Le Processus d'Hiroshima : pilier de la gouvernance de l'IA
Le Processus d'Hiroshima pour l'IA a été présenté comme le cadre principal pour renforcer la sécurité de l'intelligence artificielle au sein du G7. Ce processus vise à inciter les entreprises à déclarer publiquement leur approche en matière de gouvernance et de gestion des risques liés à l'IA. Sous l'impulsion de la France, 56 entreprises et organisations françaises, allant des start-ups aux grands groupes industriels, ont rejoint ce dispositif. Ces entreprises couvrent divers secteurs, tels que la santé et la défense, et leur participation souligne l'engagement de la France à promouvoir son tissu économique tout en encourageant ses partenaires du G7 à suivre cet exemple.
Les ministres ont reconnu les dangers potentiels de l'IA, notamment son utilisation possible pour des cyberattaques ou la conception d'armes chimiques, biologiques ou radiologiques. Plutôt que de freiner le développement de l'IA, ils ont opté pour une approche lucide, visant à comprendre et anticiper ces menaces tout en continuant à déployer l'IA à grande échelle.
Adoption d'une terminologie commune pour l'open source
Le G7 a également adopté une définition commune de l'open source pour l'IA, afin de clarifier ce que signifie réellement l'ouverture des modèles d'IA. Cette initiative vise à éviter l'utilisation abusive du terme à des fins marketing. En parallèle, un outil gratuit, développé avec l'OCDE, a été mis à disposition pour aider les petites et moyennes entreprises à évaluer leur capacité à intégrer l'IA, et pour guider les pouvoirs publics et les investisseurs.
Impact énergétique du numérique et protection des mineurs
Pour la première fois, les membres du G7 ont officiellement reconnu l'impact environnemental significatif du numérique. Avec l'essor du streaming, du cloud, de l'IA et de la blockchain, la consommation d'énergie et de ressources naturelles augmente. En réponse, une cartographie internationale des bonnes pratiques a été publiée, couvrant des aspects tels que la conception sobre des services numériques, la réutilisation des équipements et la mesure de l'impact environnemental.
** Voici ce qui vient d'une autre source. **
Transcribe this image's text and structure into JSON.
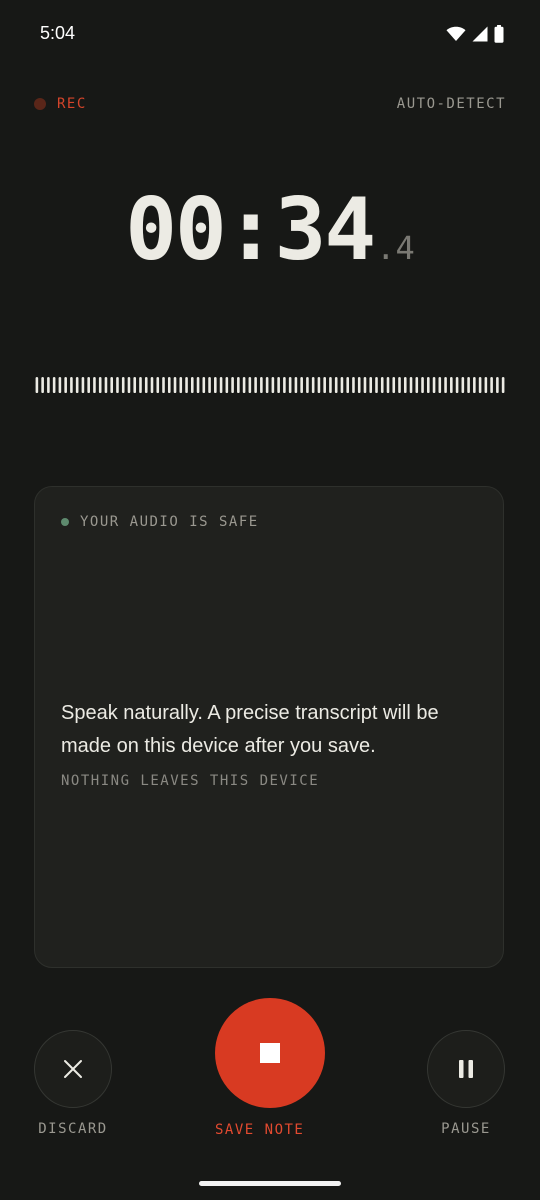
{
  "status_bar": {
    "time": "5:04",
    "icons": [
      "wifi-icon",
      "signal-icon",
      "battery-icon"
    ]
  },
  "recorder": {
    "rec_label": "REC",
    "language_mode": "AUTO-DETECT",
    "timer_main": "00:34",
    "timer_tenths": ".4",
    "waveform_bar_count": 82
  },
  "card": {
    "badge": "YOUR AUDIO IS SAFE",
    "prompt": "Speak naturally. A precise transcript will be made on this device after you save.",
    "subtext": "NOTHING LEAVES THIS DEVICE"
  },
  "controls": {
    "discard_label": "DISCARD",
    "save_label": "SAVE NOTE",
    "pause_label": "PAUSE"
  },
  "colors": {
    "background": "#171816",
    "accent": "#d83a22",
    "safe_dot": "#5e8a6e",
    "text": "#ecebe4",
    "muted": "#9a9890"
  }
}
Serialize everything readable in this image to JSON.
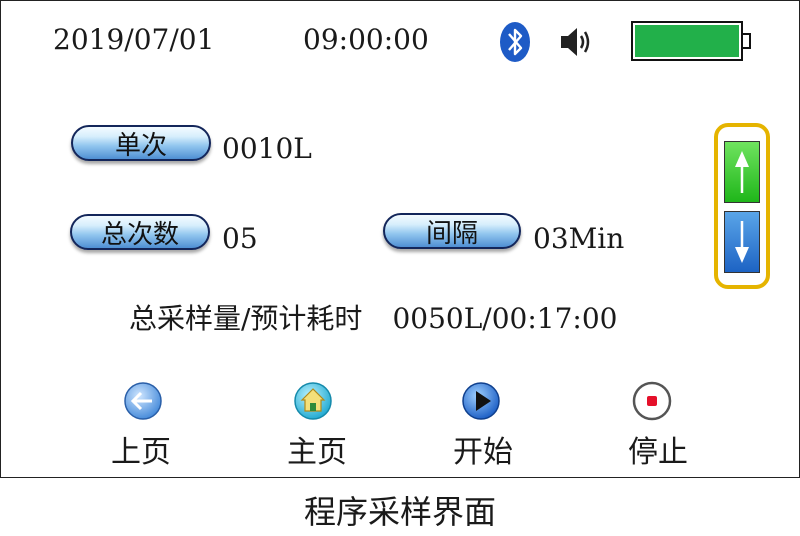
{
  "status": {
    "date": "2019/07/01",
    "time": "09:00:00",
    "battery_level_pct": 100,
    "battery_color": "#22b04a",
    "icons": [
      "bluetooth-icon",
      "speaker-icon",
      "battery-icon"
    ]
  },
  "fields": {
    "single_label": "单次",
    "single_value": "0010L",
    "total_label": "总次数",
    "total_value": "05",
    "interval_label": "间隔",
    "interval_value": "03Min"
  },
  "summary": {
    "label": "总采样量/预计耗时",
    "value": "0050L/00:17:00"
  },
  "scroll": {
    "up_icon": "arrow-up-icon",
    "down_icon": "arrow-down-icon"
  },
  "nav": [
    {
      "label": "上页",
      "icon": "back-arrow-icon"
    },
    {
      "label": "主页",
      "icon": "home-icon"
    },
    {
      "label": "开始",
      "icon": "play-icon"
    },
    {
      "label": "停止",
      "icon": "stop-icon"
    }
  ],
  "caption": "程序采样界面"
}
La protection des mineurs en ligne a été un autre point crucial de la réunion. Les ministres ont souligné les risques liés aux contenus inappropriés, au cyberharcèlement, au recrutement par des organisations criminelles et aux abus facilités par l'IA générative, comme les deepfakes. Pour y remédier, des mesures telles que la vérification obligatoire de l'âge, des protections intégrées dès la conception des services, et l'interdiction de contenus pédopornographiques ont été adoptées. Les plateformes sont encouragées à collaborer avec les gouvernements et à partager leurs données pour mieux comprendre et combattre ces menaces. Le prochain rendez-vous est fixé pour 2027, sous la présidence des États-Unis.